The Onion of our Requirements
We need to always make sure we prioritize our requirements correctly. In order, we think about Security, Durability, Availability, Scalability (Scale-out), Features, Performance (Scale-Up), Efficiency. What this means is that for each item on the left side, it is more important than the items on the right side. For example, if we had to, we would give up availability of the data (shut the servers down) rather than risk it being deleted (loss of durability). The two that are often debated are the relationship between Scalability and Performance. The reason I place them in this order is that if we have the ability to scale out arbitrarily, we won’t be at risk of having our workload become impossible to run – but if we only have single-node scale-up, we could be trapped in a solution that doesn’t scale to fit our needs. Of course we want both.
Delighted Mistakes
The power of delighted mistakes is huge. When I was in Amazon, when we messed up sending somebody a package, sent it to the wrong place, or sent them the wrong thing, and they contacted us, we could fix it. That’s the low bar – anybody can do that. But we could do better. We could pick up the “call me now” button in 15 seconds or less with the customer’s messed up order already up on our screen and make them feel cared for, even though we messed up. We could fix it in a way that absolutely delights our customer; we could tell them to keep the wrong thing, we could refund them the whole purchase price, and we could send them the correct one overnight express – for free. We could send an apology letter from Amazon to the person who didn’t get their gift on time. Correctly handled, a mistake is actually one of our best opportunities to create longterm loyalty from our customers. For our part of the world, (transport/food/logistics/payments), this is really hard. When you’ve lost a customer the ability to go to work, cost them credibility with their customers by failing to deliver something, or lost them money or availability during a peak time, it’s almost impossible to delight. But we can fix that in the same way retail does; we can respond quickly, we can refund/credit without being asked, we can make them feel like they are the single most important customer we have.
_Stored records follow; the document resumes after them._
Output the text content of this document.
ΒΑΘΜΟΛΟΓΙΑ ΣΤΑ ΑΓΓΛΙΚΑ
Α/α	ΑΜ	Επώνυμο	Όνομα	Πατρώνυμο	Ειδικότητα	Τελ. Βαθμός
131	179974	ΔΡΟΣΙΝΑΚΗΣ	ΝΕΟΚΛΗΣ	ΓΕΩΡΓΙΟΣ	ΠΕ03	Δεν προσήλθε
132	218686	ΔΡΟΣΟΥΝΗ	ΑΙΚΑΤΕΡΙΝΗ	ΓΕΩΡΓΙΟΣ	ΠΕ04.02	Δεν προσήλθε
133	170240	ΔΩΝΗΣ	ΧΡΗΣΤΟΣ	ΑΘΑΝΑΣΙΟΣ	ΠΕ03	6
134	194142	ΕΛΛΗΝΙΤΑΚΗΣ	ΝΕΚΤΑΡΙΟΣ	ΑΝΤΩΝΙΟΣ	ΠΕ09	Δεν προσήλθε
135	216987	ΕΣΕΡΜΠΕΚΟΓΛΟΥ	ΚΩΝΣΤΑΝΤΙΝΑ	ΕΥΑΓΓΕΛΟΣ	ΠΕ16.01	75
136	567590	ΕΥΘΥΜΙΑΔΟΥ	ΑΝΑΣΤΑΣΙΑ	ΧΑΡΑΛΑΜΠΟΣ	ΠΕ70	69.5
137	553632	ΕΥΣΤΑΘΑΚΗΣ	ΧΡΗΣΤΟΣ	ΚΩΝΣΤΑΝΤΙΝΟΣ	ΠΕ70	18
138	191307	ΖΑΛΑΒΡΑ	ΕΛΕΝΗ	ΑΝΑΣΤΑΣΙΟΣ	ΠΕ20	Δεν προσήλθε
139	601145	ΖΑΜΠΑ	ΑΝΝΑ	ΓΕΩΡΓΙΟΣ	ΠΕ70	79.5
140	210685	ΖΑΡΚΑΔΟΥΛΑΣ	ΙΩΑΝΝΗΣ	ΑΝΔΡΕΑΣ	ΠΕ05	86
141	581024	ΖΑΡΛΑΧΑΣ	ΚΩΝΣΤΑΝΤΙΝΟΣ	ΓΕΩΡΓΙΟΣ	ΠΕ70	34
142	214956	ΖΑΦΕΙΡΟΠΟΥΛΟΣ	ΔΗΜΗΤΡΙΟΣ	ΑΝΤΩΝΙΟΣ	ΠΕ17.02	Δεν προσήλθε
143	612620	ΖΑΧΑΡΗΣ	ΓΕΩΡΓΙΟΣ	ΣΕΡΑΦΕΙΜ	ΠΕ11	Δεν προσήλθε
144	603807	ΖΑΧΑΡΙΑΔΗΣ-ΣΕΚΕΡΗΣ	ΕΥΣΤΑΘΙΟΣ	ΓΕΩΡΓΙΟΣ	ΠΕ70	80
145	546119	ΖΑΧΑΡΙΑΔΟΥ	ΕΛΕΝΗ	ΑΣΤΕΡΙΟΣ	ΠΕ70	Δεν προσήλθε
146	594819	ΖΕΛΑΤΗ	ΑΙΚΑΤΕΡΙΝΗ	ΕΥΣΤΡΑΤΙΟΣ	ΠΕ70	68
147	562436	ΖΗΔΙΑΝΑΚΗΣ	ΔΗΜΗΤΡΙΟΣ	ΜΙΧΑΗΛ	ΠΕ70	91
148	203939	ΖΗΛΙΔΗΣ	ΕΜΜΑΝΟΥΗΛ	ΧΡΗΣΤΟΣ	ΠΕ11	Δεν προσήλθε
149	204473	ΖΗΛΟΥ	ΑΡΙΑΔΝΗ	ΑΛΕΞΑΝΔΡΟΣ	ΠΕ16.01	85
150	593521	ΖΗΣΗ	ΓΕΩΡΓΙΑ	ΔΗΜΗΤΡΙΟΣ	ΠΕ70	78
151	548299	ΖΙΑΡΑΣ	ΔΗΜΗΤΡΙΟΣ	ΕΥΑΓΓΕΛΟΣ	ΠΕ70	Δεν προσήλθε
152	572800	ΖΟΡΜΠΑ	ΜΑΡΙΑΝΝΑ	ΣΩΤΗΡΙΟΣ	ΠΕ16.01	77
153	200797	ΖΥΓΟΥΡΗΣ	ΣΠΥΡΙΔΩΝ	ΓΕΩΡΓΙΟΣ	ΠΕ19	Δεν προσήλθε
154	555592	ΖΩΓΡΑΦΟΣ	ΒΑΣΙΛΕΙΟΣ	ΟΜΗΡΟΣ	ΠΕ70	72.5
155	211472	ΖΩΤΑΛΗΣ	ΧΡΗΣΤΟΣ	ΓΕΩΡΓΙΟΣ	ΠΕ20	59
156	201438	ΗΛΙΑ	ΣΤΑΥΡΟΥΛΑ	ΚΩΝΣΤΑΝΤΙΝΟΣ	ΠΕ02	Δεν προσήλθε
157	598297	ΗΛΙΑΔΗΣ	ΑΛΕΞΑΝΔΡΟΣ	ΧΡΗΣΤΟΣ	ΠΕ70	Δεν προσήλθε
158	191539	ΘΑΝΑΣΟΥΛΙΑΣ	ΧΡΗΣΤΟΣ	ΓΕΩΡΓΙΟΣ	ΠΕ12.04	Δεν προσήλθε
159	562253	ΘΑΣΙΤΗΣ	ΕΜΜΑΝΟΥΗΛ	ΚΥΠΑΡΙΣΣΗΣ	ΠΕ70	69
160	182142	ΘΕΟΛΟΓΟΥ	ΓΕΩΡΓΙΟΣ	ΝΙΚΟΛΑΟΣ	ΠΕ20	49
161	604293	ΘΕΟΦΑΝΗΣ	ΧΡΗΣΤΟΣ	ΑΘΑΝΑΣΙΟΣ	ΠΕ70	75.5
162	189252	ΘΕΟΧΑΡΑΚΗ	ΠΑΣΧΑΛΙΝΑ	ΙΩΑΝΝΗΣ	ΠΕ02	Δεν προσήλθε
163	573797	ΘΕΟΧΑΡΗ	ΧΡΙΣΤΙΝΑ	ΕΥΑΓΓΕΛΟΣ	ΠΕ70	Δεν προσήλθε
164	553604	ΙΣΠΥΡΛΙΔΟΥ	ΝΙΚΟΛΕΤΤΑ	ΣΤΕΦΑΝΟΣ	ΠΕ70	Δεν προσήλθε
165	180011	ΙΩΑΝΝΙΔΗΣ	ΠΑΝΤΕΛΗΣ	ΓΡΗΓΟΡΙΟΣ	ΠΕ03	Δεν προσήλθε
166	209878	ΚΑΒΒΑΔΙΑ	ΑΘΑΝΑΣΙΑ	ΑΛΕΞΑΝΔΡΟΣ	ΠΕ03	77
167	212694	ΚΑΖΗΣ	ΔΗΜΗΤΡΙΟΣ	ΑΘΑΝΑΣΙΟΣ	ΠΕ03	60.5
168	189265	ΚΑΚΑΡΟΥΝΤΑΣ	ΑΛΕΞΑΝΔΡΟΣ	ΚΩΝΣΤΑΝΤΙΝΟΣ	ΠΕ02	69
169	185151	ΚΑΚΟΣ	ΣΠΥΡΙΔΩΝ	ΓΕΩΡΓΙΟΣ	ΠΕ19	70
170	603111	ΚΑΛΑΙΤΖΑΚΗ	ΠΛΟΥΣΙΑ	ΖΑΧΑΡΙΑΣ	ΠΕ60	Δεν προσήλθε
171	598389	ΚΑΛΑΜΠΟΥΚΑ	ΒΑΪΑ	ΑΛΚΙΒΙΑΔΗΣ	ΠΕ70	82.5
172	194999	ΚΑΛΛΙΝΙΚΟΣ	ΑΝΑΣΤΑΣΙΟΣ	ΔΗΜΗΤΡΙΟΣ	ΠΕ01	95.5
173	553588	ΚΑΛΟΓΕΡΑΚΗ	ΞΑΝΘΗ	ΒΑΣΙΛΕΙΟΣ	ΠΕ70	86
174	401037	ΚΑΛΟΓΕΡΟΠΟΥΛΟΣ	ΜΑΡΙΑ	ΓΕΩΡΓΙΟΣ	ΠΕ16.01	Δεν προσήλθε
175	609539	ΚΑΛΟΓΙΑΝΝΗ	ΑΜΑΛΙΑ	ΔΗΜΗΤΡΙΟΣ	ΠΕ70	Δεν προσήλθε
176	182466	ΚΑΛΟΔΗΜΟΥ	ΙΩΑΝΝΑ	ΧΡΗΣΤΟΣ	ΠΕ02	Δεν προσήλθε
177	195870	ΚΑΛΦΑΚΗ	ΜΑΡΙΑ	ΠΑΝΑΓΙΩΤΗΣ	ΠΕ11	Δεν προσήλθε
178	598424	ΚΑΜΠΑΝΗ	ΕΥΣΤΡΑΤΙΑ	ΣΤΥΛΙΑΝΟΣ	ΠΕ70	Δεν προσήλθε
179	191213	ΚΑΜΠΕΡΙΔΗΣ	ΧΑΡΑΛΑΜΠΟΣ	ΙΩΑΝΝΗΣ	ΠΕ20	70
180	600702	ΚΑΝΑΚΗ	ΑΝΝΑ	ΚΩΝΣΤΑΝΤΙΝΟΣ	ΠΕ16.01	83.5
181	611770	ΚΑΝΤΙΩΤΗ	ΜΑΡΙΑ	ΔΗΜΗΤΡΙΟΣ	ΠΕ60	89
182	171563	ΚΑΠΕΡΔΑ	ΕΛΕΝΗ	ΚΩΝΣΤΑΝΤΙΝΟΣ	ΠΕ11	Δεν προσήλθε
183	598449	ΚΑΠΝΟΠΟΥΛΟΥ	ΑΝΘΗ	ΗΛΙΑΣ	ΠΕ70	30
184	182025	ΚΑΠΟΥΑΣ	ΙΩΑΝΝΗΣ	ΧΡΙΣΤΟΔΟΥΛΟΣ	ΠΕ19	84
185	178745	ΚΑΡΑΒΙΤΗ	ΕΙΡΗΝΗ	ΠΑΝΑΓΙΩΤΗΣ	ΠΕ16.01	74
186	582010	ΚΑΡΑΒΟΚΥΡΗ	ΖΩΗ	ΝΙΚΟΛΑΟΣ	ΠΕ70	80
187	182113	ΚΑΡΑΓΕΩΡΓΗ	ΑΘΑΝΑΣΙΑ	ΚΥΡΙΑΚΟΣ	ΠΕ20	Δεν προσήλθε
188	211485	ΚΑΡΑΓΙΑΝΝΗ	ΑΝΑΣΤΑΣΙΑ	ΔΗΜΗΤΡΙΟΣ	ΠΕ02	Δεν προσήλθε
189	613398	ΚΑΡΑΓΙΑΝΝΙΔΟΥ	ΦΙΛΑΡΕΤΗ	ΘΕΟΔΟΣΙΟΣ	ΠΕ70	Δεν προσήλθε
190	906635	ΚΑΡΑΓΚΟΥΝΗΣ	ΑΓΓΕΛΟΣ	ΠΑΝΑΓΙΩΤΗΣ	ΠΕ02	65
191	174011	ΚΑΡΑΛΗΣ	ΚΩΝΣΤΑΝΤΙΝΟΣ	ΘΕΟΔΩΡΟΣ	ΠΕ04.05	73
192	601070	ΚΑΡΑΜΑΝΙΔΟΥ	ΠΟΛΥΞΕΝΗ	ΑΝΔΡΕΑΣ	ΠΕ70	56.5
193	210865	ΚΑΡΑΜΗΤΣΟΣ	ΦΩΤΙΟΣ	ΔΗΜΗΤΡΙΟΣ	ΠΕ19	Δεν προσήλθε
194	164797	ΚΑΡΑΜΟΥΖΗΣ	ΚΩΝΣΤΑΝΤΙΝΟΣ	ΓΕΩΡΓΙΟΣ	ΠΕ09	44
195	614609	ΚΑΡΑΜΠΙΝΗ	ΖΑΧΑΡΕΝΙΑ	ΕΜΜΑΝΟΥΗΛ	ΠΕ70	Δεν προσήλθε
Delight is the bar, even (especially?) when you’ve messed up. At least for me, that makes my job more meaningful. I hope that holding this bar high makes your job more meaningful as well.
The Iron Pentagram
You’re often asked to pull in dates. Think about it – if you’re doing the right things, in the right order, with the right level of quality, with the right people, and you’re giving them the right support, then the date is the date. If you want to change the date, then figure out which of the 5 sides of the pentagram to change. Please ask your leaders to not “Just ask for a new date”. Educate them that they’ll get a new date, but it will be wrong. Help brainstorm through the constraints of the project rather than the optical date at the end.
Hope/Think/Know
One of the worst things a senior member of the team can do is misrepresent something they hope is true as something they think is true or even worse, know is true. Other members of the team will make decisions based on that surety – and those decisions will likely be wrong. In order for us to make good decisions, everybody needs to be clear about their level of confidence of every statement that will affect a decision. Don’t over-represent your optimism about an architecture or project, and don’t under-represent it either.